Home Attualita Mio fratello muore in mare, in memoria della tragedia di Lampedusa

Mio fratello muore in mare, in memoria della tragedia di Lampedusa

Trecentosessantanove lumini sono stati accesi ieri sera sul sagrato della cattedrale di Rimini. Delineano il profilo di una barca. Come quelle che disegnano i bimbi. Vuole ricordare le vittime in mare. L’iniziativa, promossa dalla rete #Miofratellomuoreinmare e sostenuta da numerose associazioni del territorio, infatti, cade a dieci anni dalla tragedia del 3 ottobre 2013, in cui hanno trovato la morte 368 persone al largo dell’isola di Lampedusa. Erano 518 in totale i migranti africani ospitati dal natante che a un certo punto, molto vicino alla costa, iniziò ad imbarcare acqua. I lumini accesi ieri sera erano uno per tutte le vittime di quel tragico 3 ottobre e uno in più per ricordare tutti migranti morti lungo i confini, ha spiegato Alessandra Cetro di Mio fratello muore in mare.

Presenti il vescovo di Rimini Nicolò Anselmi e tre esponenti della giunta comunale di Rimini.

“Attraversare il Mediterraneo è diventato come attraversare il deserto”, ha spiegato Cetro. “Si rischia di finire nel nulla”. L’iniziativa, ha sottolineato Cetro nasce per “abbattere muri”e chiedere “politiche per il rispetto della vita e della persona umana. Sono nostri fratelli”.

Il vescovo Nicolò Vescovo ha ammesso di vivere “questo momento con un groppo in gola. Chiediamo al Signore di non dimenticare le difficoltà e le disuguaglianze che subiscono queste persone solo perché siamo presi dalle nostre cose, dai nostri problemi”. Nelle frenesia delle giornate di ognuno, può succedere che “chi soffre, condannato a fuggire dalla propria terra, non ci entri adeguatamente nella vita. Siamo presi da questioni importanti, ma forse non sono tanto importanti come la vita dei fratelli e delle sorelle che ricordiamo questa sera”. Infine, l’appello affinche queste tragedie ci riuniscano. Non stimolino in noi rabbia ma amore”.

A nome del sindaco è intervenuta l’assessora Francesca Mattei. “Nonostante l’impegno della nostra amministrazione – ha spiegato – c’è bisogno che l’appello arrivi a istituzioni più alte in grado di attuare politiche che tutelino i diritti di tutti”.

L’assessore Francesco Bragagni ha invece annunciato che a breve la commissione toponomastica del comune di Rimini si riunirà per intitolare un luogo della città, un’area verde, alle vittime del naufragio di Lampedusa. “Un luogo per coltivare la memoria del tragico evento di dieci anni fa, ma anche per sviluppare un senso civico rispetto a questi fatti”.

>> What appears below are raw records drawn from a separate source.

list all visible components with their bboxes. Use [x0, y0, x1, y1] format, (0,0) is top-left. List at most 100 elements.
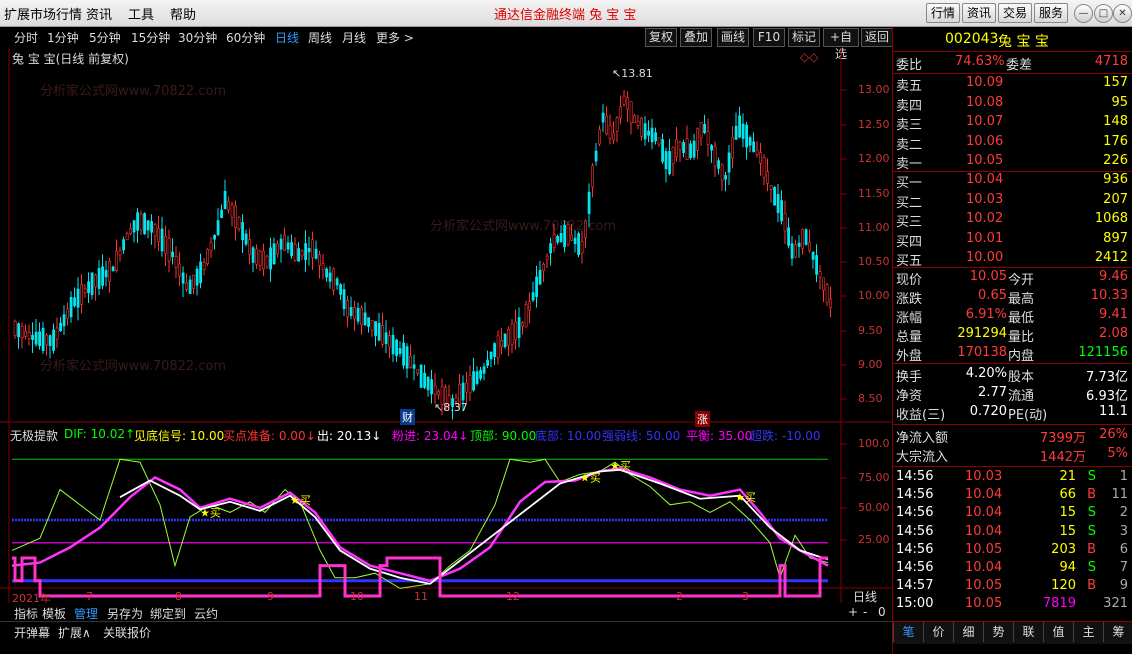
- f10-button[interactable]: F10: [753, 28, 785, 47]
- draw-button[interactable]: 画线: [717, 28, 749, 47]
- orderbook-row[interactable]: 买二 10.03 207: [893, 192, 1132, 211]
- zoom-reset-button[interactable]: 0: [878, 605, 886, 619]
- kline-chart[interactable]: ★买 ★买 ★买 ★买 ★买: [0, 48, 892, 608]
- menu-news[interactable]: 资讯: [86, 4, 112, 23]
- candle-body: [671, 146, 675, 164]
- tab-bind-to[interactable]: 绑定到: [150, 605, 186, 622]
- tick-price: 10.04: [965, 487, 1003, 503]
- candle-body: [731, 137, 735, 159]
- add-favorite-button[interactable]: +自选: [823, 28, 859, 61]
- candle-body: [405, 346, 409, 369]
- tab-template[interactable]: 模板: [42, 605, 66, 622]
- period-intraday[interactable]: 分时: [14, 29, 38, 46]
- panel-tab[interactable]: 主: [1073, 622, 1103, 642]
- related-quote-button[interactable]: 关联报价: [103, 624, 151, 641]
- candle-body: [727, 152, 731, 173]
- menu-extended-market[interactable]: 扩展市场行情: [4, 4, 82, 23]
- candle-body: [24, 331, 28, 337]
- white-line: [119, 468, 829, 585]
- candle-body: [328, 272, 332, 282]
- panel-tab[interactable]: 笔: [893, 622, 923, 642]
- candle-body: [353, 306, 357, 320]
- indicator-value-label: 底部: 10.00: [535, 429, 602, 443]
- menu-help[interactable]: 帮助: [170, 4, 196, 23]
- candle-body: [13, 320, 17, 336]
- tick-price: 10.03: [965, 469, 1003, 484]
- maximize-icon[interactable]: □: [1094, 4, 1113, 23]
- tab-save-as[interactable]: 另存为: [107, 605, 143, 622]
- candle-body: [605, 115, 609, 134]
- x-axis-label: 7: [86, 590, 93, 603]
- candle-body: [139, 213, 143, 231]
- candle-body: [272, 243, 276, 265]
- candle-body: [769, 185, 773, 190]
- flow-label: 大宗流入: [896, 450, 949, 465]
- tick-side: S: [1087, 469, 1096, 484]
- menu-tools[interactable]: 工具: [128, 4, 154, 23]
- trade-button[interactable]: 交易: [998, 3, 1032, 23]
- quote-button[interactable]: 行情: [926, 3, 960, 23]
- orderbook-row[interactable]: 买一 10.04 936: [893, 172, 1132, 191]
- candle-body: [66, 308, 70, 319]
- candle-body: [552, 233, 556, 248]
- period-more[interactable]: 更多 >: [376, 29, 414, 46]
- period-60min[interactable]: 60分钟: [226, 29, 265, 46]
- tab-manage[interactable]: 管理: [74, 605, 98, 622]
- mark-button[interactable]: 标记: [788, 28, 820, 47]
- service-button[interactable]: 服务: [1034, 3, 1068, 23]
- period-monthly[interactable]: 月线: [342, 29, 366, 46]
- panel-tab[interactable]: 细: [953, 622, 983, 642]
- back-button[interactable]: 返回: [861, 28, 893, 47]
- candle-body: [125, 233, 129, 241]
- extend-button[interactable]: 扩展∧: [58, 624, 91, 641]
- orderbook-row[interactable]: 买三 10.02 1068: [893, 211, 1132, 230]
- panel-tab[interactable]: 价: [923, 622, 953, 642]
- period-weekly[interactable]: 周线: [308, 29, 332, 46]
- overlay-button[interactable]: 叠加: [680, 28, 712, 47]
- zoom-in-button[interactable]: +: [848, 605, 858, 619]
- divider: [893, 51, 1132, 52]
- period-30min[interactable]: 30分钟: [178, 29, 217, 46]
- period-1min[interactable]: 1分钟: [47, 29, 79, 46]
- candle-body: [311, 239, 315, 258]
- price-axis-label: 9.50: [858, 324, 883, 337]
- candle-body: [188, 279, 192, 294]
- candle-body: [619, 106, 623, 119]
- rise-marker[interactable]: 涨: [695, 411, 710, 427]
- candle-body: [342, 289, 346, 310]
- candle-body: [710, 145, 714, 151]
- adjust-button[interactable]: 复权: [645, 28, 677, 47]
- period-daily[interactable]: 日线: [275, 29, 299, 46]
- orderbook-row[interactable]: 买五 10.00 2412: [893, 250, 1132, 269]
- candle-body: [363, 312, 367, 326]
- tick-price: 10.05: [965, 541, 1003, 557]
- orderbook-row[interactable]: 卖二 10.06 176: [893, 134, 1132, 153]
- orderbook-row[interactable]: 买四 10.01 897: [893, 231, 1132, 250]
- tab-cloud[interactable]: 云约: [194, 605, 218, 622]
- close-icon[interactable]: ✕: [1113, 4, 1132, 23]
- tab-indicator[interactable]: 指标: [14, 605, 38, 622]
- candle-body: [391, 334, 395, 355]
- danmaku-button[interactable]: 开弹幕: [14, 624, 50, 641]
- candle-body: [556, 236, 560, 243]
- orderbook-row[interactable]: 卖一 10.05 226: [893, 153, 1132, 172]
- orderbook-price: 10.04: [966, 172, 1004, 187]
- news-button[interactable]: 资讯: [962, 3, 996, 23]
- zoom-out-button[interactable]: -: [863, 605, 867, 619]
- orderbook-row[interactable]: 卖三 10.07 148: [893, 114, 1132, 133]
- tick-count: 2: [1119, 505, 1128, 521]
- candle-body: [101, 266, 105, 286]
- panel-tab[interactable]: 筹: [1103, 622, 1132, 642]
- tick-row: 14:57 10.05 120 B 9: [893, 578, 1132, 596]
- period-15min[interactable]: 15分钟: [131, 29, 170, 46]
- panel-tab[interactable]: 势: [983, 622, 1013, 642]
- period-5min[interactable]: 5分钟: [89, 29, 121, 46]
- panel-tab[interactable]: 值: [1043, 622, 1073, 642]
- minimize-icon[interactable]: —: [1074, 4, 1093, 23]
- orderbook-row[interactable]: 卖四 10.08 95: [893, 95, 1132, 114]
- finance-marker[interactable]: 财: [400, 409, 415, 425]
- indicator-name[interactable]: 无极提款: [10, 427, 58, 444]
- candle-body: [94, 274, 98, 288]
- orderbook-row[interactable]: 卖五 10.09 157: [893, 75, 1132, 94]
- panel-tab[interactable]: 联: [1013, 622, 1043, 642]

Kristian Gianfreda, assessore all protezione sociale, ha lanciato un appello affinché la comunità riminese sostenga l’amministrazione e la rete dell’accoglienza rispetto alla questione dei migranti minori non accompagnati. “Ne arriva uno ogni tre giorni”, ha spiegato l’assessore. “Il nostro lavoro è costruire territorio più giusto e comunità più coesa. Attualmente Rimini è sotto forte pressione per l’arrivo di questi minori. La situazione è situazione difficilissima, arrivano senza preavviso e noi non sappiamo come occuparci di loro. C’è bisogno del contributo di tutti”.

La serata è proseguita con l’accensione della lampada della pace di Taybeth e di tutti i lumini. Mentre ciò accadeva, Pierpaolo Paolizzi ha letto alcuni testi poetici composti in memoria delle vittime. Tra esse la donna che partorì proprio negli attimi del naufragio. Lei e il suo bambino furono trovati ancora uniti dal cordone ombelicale. Gli scout del gruppo Rimini 3 hanno raccontato la loro esperienza di accoglienza dei migranti quest’estate a Corinto e Atene. Infine, la lettura di una testimonianza degli operatori di Operazione Colomba, in servizio nel campo di Rizzona, conclusa con le parole di una poesia di Franco Arminio: “Sacro è toccarsi. / Qualunque essere umano / può morire se non lo tocchiamo”. E affinché ognuno nel pubblico potesse toccare la drammatica umanità del dramma ricordato, e lasciarsi toccare, a tutti è stato chiesto di raccogliere un lumino e portarlo con sé a casa.